After the resounding success of the Sharjah International Book Fair in the UAE, extolling a message of cultural tolerance and publishing freedom, the Arab literary arena was this week plunged into controversy once more as the Kuwait International Literary Festival kicked off.
Running November 14 through 24 the Kuwait event was already standing in the shadow of on-going censorship crisis, with almost 4,000 books banned in the country in the past few years.
Any hope that the tide had turned and the Kuwait book fair might prove a beacon of hope were extinguished yesterday as almost 1,000 books were banned as the fair launched.
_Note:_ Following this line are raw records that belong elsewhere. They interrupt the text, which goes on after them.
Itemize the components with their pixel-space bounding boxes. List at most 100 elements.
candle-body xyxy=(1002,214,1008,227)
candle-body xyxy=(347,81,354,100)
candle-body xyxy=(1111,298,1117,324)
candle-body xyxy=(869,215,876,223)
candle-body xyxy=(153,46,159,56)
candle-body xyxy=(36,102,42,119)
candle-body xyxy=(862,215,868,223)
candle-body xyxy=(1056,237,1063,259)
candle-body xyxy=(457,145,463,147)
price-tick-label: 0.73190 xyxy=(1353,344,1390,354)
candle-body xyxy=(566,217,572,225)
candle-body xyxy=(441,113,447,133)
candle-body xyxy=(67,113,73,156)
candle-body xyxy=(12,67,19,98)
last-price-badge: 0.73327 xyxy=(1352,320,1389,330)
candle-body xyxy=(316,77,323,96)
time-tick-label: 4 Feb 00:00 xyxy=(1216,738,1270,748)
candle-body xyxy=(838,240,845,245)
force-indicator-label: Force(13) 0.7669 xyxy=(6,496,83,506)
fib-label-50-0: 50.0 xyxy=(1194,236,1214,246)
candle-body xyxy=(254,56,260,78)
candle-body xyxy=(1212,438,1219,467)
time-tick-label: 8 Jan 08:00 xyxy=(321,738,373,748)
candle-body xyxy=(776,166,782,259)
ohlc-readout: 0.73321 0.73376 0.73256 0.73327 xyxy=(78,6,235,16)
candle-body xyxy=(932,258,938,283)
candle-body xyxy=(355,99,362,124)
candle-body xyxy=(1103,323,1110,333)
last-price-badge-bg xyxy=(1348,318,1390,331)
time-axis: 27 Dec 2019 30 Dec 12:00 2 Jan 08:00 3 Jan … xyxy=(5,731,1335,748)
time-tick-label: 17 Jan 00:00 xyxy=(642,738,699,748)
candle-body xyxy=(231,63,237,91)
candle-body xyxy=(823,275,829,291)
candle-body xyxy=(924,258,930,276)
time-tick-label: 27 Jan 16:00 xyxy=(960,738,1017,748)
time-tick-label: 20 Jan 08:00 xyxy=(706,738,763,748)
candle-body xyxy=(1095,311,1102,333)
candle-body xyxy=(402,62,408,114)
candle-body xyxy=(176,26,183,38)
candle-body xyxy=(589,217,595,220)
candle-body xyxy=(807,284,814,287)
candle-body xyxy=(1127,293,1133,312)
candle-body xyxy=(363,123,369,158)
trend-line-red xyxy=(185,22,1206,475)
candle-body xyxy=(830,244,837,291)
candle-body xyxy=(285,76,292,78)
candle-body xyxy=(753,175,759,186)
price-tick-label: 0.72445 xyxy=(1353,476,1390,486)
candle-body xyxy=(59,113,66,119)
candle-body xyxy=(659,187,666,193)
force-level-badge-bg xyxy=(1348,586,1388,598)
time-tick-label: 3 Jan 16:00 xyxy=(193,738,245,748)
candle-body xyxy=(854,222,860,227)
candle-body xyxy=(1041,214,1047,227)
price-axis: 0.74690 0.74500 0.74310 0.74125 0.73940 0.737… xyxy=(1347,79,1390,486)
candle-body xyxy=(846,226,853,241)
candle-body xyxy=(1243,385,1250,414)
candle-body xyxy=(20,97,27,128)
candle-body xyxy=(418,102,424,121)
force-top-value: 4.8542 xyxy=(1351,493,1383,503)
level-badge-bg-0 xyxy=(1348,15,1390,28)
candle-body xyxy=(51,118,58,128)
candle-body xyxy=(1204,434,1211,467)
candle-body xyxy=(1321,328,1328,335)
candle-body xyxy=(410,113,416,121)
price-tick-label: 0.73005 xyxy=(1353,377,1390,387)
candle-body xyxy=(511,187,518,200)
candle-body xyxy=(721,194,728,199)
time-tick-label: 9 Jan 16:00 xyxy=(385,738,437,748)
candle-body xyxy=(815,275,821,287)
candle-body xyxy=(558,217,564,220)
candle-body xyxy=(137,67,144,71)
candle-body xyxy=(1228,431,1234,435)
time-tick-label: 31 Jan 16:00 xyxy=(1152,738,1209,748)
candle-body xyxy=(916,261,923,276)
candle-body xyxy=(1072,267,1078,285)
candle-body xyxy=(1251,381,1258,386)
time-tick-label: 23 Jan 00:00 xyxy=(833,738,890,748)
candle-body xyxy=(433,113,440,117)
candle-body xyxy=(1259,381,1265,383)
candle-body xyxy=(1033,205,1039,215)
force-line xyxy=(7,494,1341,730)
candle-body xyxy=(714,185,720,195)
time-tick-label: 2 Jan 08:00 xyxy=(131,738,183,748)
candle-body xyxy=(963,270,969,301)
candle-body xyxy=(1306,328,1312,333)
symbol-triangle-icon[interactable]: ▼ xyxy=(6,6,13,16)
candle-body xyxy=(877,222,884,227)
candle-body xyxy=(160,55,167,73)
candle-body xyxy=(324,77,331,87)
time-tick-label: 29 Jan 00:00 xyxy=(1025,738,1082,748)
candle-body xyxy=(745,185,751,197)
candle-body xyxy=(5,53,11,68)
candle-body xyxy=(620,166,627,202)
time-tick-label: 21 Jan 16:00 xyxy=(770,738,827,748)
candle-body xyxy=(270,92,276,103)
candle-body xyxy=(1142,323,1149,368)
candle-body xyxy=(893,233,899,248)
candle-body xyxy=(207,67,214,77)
Festival chief Saad al-Anzi confirmed the Kuwaiti information ministry had banned 948 books, including Dostoyevsky’s The Brothers Karamazov, Victor Hugo’s The Hunchback of Notre-Dame and Gabriel Garcia Marquez’s One Hundred Years of Solitude.
As reported here at TNPS in September, other banned books include The Little Mermaid, but also many Arab novels which are widely available in other Arab states.
All titles on show at the Kuwait festival are screened by a censorship committee, but the grounds for banning a given book seem to be largely down to individual preferences of the committee members, based likely on a misunderstanding of the book’s content.
France24 summed up the current scene in Kuwait thus:
Through the 1970s and 1980s, Kuwait was a regional publishing hub, home to the high-brow, pan-Arab cultural journal Al-Arabi and a string of popular scientific and literary books.
But in recent years, religious conservatives and tribal leaders have gained ground in parliament, paralleled by changing societal trends. Kuwait is the only Gulf state with elected lawmakers.